ORANGE ENTRA IN SPAGNA CON MASMOVIL PER 18,6 MILIARDI DI EURO

ORANGE ENTRA IN SPAGNA CON MASMOVIL PER 18,6 MILIARDI DI EURO

PARIGI (Reuters) – Orange e MasMovil hanno firmato un accordo per fondere le loro attività in Spagna per un valore complessivo di 18,6 miliardi di euro, hanno affermato sabato i due operatori di telecomunicazioni in una nota.

Tale accordo è il risultato di trattative esclusive annunciate lo scorso 8 marzo in vista della costituzione di una joint venture partecipata dai due gruppi, rispettivamente numero due e numero quattro nel mercato spagnolo.

Per gli analisti, questa fusione, che minaccia direttamente la posizione di leadership di Telefonica in Spagna, potrebbe aprire la strada a un consolidamento simile in altri mercati come l’Italia, il Portogallo o il Regno Unito, sullo sfondo degli investimenti necessari per sviluppare il 5G.

Tuttavia, deve ancora essere approvato dai servizi della concorrenza della Commissione europea, che già in passato si sono opposti a progetti di fusione per ridurre da quattro a tre il numero degli operatori in alcuni grandi mercati per evitare aumenti dei prezzi per i consumatori.

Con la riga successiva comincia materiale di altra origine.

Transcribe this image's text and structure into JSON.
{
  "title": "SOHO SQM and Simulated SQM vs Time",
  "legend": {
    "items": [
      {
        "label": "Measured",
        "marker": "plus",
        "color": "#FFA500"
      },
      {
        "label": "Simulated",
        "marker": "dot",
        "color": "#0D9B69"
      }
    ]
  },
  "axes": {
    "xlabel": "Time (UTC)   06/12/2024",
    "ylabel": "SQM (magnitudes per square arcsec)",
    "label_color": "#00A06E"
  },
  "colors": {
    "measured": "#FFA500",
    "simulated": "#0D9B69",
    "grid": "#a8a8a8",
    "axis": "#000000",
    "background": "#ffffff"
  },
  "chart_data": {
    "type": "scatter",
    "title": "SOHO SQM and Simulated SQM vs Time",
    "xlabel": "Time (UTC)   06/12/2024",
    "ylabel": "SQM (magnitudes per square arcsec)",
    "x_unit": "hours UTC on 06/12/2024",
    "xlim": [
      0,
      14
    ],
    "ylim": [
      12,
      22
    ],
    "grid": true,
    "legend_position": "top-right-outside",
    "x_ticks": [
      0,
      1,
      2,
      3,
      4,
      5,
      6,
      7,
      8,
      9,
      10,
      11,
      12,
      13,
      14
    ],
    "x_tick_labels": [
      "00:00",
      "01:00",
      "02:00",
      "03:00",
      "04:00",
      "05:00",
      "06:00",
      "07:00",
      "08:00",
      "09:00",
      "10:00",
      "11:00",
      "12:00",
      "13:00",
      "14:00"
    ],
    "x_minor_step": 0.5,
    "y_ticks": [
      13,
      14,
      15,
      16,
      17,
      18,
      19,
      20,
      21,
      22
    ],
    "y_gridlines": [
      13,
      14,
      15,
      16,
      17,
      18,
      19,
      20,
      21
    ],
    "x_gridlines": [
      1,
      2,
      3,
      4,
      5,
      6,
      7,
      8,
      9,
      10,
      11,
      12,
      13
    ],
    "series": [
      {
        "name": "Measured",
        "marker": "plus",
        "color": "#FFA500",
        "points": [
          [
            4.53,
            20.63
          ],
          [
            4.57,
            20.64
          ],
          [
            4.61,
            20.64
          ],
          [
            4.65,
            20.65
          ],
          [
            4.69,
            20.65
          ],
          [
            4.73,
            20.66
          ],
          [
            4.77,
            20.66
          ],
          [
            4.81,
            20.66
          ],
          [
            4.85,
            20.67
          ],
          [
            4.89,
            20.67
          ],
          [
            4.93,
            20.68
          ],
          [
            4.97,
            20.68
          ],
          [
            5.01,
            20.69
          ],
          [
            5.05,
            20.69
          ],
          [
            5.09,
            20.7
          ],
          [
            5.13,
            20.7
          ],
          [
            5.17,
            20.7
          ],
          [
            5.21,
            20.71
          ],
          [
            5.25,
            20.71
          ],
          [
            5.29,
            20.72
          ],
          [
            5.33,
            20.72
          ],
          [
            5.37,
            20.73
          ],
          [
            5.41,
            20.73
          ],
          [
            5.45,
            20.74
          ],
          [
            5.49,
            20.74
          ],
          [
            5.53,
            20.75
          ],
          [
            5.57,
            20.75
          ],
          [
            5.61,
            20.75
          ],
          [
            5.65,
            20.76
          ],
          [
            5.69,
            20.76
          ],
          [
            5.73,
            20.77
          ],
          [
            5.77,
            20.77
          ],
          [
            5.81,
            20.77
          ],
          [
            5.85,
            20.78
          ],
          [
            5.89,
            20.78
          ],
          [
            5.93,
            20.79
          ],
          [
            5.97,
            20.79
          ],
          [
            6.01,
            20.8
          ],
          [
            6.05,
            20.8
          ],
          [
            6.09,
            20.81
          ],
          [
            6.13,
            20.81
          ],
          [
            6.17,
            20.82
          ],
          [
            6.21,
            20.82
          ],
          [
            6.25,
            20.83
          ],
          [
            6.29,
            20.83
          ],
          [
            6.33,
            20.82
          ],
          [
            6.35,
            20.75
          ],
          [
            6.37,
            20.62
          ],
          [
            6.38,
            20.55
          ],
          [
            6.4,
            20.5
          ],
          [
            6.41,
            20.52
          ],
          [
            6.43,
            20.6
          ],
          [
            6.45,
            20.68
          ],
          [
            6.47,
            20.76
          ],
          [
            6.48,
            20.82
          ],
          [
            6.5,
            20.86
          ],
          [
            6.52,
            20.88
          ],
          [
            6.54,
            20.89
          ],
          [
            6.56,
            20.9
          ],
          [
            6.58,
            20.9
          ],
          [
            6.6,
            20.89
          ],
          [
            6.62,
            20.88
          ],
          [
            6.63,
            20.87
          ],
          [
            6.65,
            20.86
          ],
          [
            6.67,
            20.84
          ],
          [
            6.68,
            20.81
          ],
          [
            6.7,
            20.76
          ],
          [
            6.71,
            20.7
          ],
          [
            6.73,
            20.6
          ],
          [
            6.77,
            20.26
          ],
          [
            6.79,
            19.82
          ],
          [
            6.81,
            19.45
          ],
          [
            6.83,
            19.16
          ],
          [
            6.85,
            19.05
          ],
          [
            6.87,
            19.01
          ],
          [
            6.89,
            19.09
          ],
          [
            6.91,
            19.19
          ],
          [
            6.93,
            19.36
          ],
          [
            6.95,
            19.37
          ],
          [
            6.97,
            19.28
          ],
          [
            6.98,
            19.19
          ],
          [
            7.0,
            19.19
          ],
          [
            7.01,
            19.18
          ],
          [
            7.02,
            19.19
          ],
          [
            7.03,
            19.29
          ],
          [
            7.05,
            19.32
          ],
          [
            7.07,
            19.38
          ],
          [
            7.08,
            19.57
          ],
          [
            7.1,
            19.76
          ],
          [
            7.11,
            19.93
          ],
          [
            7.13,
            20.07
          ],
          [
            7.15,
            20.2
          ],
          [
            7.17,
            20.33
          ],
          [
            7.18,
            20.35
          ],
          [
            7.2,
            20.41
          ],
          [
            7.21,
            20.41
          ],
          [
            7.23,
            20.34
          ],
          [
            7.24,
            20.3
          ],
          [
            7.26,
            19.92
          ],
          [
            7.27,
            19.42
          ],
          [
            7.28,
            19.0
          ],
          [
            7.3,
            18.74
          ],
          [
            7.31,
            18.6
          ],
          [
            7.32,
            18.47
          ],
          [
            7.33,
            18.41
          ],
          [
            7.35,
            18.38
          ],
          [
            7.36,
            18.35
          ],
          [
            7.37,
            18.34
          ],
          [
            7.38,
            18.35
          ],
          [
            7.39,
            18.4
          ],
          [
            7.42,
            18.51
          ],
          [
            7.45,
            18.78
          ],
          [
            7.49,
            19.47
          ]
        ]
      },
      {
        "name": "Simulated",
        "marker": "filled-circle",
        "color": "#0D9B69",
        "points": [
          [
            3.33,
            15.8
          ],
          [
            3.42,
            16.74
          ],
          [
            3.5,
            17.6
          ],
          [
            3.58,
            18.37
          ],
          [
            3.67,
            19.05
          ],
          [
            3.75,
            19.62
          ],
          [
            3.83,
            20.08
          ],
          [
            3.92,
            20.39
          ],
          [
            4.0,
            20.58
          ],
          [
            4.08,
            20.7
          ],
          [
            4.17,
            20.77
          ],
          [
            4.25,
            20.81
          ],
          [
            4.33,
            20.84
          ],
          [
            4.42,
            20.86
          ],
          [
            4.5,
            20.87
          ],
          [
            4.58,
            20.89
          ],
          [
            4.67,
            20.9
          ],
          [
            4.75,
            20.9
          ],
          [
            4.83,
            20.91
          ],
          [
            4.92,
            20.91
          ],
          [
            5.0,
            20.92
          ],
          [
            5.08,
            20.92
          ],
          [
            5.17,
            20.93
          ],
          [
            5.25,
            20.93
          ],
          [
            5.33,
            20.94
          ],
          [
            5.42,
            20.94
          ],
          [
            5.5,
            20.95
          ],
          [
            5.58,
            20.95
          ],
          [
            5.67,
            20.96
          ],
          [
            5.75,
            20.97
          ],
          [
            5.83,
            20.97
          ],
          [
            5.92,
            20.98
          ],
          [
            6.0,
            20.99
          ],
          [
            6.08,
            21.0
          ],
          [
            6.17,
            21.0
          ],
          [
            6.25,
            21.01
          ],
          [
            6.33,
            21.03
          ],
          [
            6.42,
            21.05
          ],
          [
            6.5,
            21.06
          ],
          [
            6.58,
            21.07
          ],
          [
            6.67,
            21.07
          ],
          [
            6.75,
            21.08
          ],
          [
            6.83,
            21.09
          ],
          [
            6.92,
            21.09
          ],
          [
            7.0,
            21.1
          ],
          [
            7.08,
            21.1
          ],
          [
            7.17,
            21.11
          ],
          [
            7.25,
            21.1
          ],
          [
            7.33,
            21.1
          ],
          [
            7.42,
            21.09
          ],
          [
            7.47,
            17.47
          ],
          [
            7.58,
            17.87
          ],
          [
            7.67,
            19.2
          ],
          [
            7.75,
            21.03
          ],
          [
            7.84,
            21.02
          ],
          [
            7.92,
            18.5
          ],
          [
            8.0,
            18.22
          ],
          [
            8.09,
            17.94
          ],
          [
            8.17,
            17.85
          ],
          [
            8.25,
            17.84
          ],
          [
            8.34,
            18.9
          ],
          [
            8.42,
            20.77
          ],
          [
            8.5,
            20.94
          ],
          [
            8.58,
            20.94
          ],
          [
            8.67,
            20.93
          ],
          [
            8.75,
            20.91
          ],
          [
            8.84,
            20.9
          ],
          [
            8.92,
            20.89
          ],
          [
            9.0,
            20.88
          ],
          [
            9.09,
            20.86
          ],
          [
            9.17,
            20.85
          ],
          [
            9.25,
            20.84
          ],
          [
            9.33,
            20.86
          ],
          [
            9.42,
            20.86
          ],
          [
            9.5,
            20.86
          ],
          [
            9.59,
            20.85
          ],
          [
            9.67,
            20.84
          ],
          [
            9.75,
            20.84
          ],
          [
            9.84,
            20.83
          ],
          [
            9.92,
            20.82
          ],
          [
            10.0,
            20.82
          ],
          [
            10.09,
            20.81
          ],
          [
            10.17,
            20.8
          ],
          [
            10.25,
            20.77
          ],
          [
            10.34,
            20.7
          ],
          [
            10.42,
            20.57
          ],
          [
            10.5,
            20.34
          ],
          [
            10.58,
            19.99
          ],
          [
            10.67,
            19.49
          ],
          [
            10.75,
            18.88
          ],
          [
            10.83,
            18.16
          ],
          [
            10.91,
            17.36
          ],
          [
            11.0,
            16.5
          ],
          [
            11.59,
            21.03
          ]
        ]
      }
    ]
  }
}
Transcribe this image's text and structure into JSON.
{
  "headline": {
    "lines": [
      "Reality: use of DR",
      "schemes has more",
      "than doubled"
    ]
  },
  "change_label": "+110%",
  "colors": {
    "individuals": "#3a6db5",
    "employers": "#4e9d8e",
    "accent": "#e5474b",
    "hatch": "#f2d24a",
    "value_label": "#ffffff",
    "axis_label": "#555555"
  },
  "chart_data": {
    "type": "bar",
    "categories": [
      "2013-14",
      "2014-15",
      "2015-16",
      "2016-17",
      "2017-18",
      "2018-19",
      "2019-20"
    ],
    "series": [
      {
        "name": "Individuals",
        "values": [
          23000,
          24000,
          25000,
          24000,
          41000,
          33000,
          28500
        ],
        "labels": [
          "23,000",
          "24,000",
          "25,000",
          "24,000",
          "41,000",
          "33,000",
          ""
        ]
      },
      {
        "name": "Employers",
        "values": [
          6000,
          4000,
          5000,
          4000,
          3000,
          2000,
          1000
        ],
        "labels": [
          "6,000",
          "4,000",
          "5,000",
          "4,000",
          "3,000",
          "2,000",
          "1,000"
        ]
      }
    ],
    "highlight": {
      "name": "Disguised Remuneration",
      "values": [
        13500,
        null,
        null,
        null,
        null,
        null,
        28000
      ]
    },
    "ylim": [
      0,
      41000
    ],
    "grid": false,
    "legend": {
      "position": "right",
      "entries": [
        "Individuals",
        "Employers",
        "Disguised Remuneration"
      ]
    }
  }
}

La transazione, che dovrebbe concludersi nella seconda metà del 2023, darà a Orange Spagna un valore d’impresa di 7,8 miliardi di euro e MasMovil di 10,9 miliardi di euro.

È accompagnato da un aumento del debito di 6,6 miliardi di euro, di cui 4,2 miliardi andranno come pagamento in contanti a Orange per compensare questa differenza di valutazione, dati i rispettivi livelli di indebitamento delle due società prima della transazione.

Si prevede che la futura entità genererà oltre 7,3 miliardi di EUR di vendite annuali e un utile operativo annuo di oltre 2,2 miliardi di EUR.

Questa fusione dovrebbe consentire sinergie di oltre 450 milioni di euro all’anno a partire dal quarto anno dopo il perfezionamento dell’operazione.

La Spagna è il secondo mercato più grande di Orange dopo la Francia, dove i quattro principali operatori, Telefonica e Vodafone, stanno conducendo una guerra dei prezzi che da diversi anni pesa sui ricavi e sui margini del gruppo francese.

L’operatore risultante da questa fusione “sarà più forte e in grado di investire in 5G e fibra a beneficio dei clienti di tutta la Spagna”, ha affermato Christel Heydemann, CEO di Orange da aprile, citato nella comunicazione.

“Sono convinta che la creazione di questa nuova società sia di fondamentale importanza per il gruppo, il mercato spagnolo delle telecomunicazioni ei clienti”, ha aggiunto.

L’accordo prevede un periodo di due anni durante il quale Orange e MasMovil non possono vendere le loro azioni, ha affermato un portavoce dell’operatore francese, aggiungendo che l’obiettivo era una possibile IPO dopo quella.

In tal caso, Orange ha un’opzione per assumere il controllo della nuova entità al prezzo dell’IPO.